# taz.de -- Film „Benedetta“ über lesbische Nonne: Begehren stärkt den Glauben
       
       > Der Spielfilm „Benedetta“ von Provokateur Paul Verhoeven erzählt von
       > einer lesbischen Nonne in der Renaissance. Aktuelle Fragen stellt er
       > nebenbei.
       
 (IMG) Bild: Bedarfsgerecht geschnitzt: Novizin Bartolomea (Daphné Patakia) und Benedetta (Virginie Efira)
       
       In Abwandlung eines bekannten Sprichworts könnte man in Bezug auf den
       niederländischen Regisseur Paul Verhoeven sagen: „Ist der Ruf erst
       ruiniert, filmt es sich ganz ungeniert.“ Als Provokateur, als
       Skandalregisseur ist Verhoeven bekannt, seit er mit „Türkische Früchte“ in
       seiner Heimat bekannt wurde. In Hollywood drehte er Satiren wie „Basic
       Instinct“, „Starship Troopers“ oder „Showgirls“, die so offensiv Sex und
       Gewalt zeigten, dass den Tugendwächtern die Spucke wegblieb.
       
       Nach einer Hüftoperation musste selbst der unermüdliche Verhoeven etwas
       kürzer treten, bevor er [1][2016 mit „Elle“ einen der besten Filme seiner
       Karriere] vorlegte, dessen „Skandal“ vor allem darin bestand, eine Frau zu
       zeigen, die nach einer Vergewaltigung alles andere sein wollte als ein
       Opfer.
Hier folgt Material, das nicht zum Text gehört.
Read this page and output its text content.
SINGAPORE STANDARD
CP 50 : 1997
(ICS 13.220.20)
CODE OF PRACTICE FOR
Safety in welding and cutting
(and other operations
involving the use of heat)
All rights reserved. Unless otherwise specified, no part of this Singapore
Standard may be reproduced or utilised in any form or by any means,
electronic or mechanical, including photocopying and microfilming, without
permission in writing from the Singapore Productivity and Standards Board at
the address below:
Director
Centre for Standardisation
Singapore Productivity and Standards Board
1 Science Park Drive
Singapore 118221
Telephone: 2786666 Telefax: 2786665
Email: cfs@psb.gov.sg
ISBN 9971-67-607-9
Auch das war wie die meisten Filme Verhoevens durch und durch
       feministisch zu verstehen, und eine ähnliche Lesart ist wohl auch in
       „Benedetta“ angelegt, dem jüngsten Film des inzwischen 83-jährigen
       Regisseurs.
       
       Er basiert auf einem Sachbuch der amerikanischen Historikerin Judith C.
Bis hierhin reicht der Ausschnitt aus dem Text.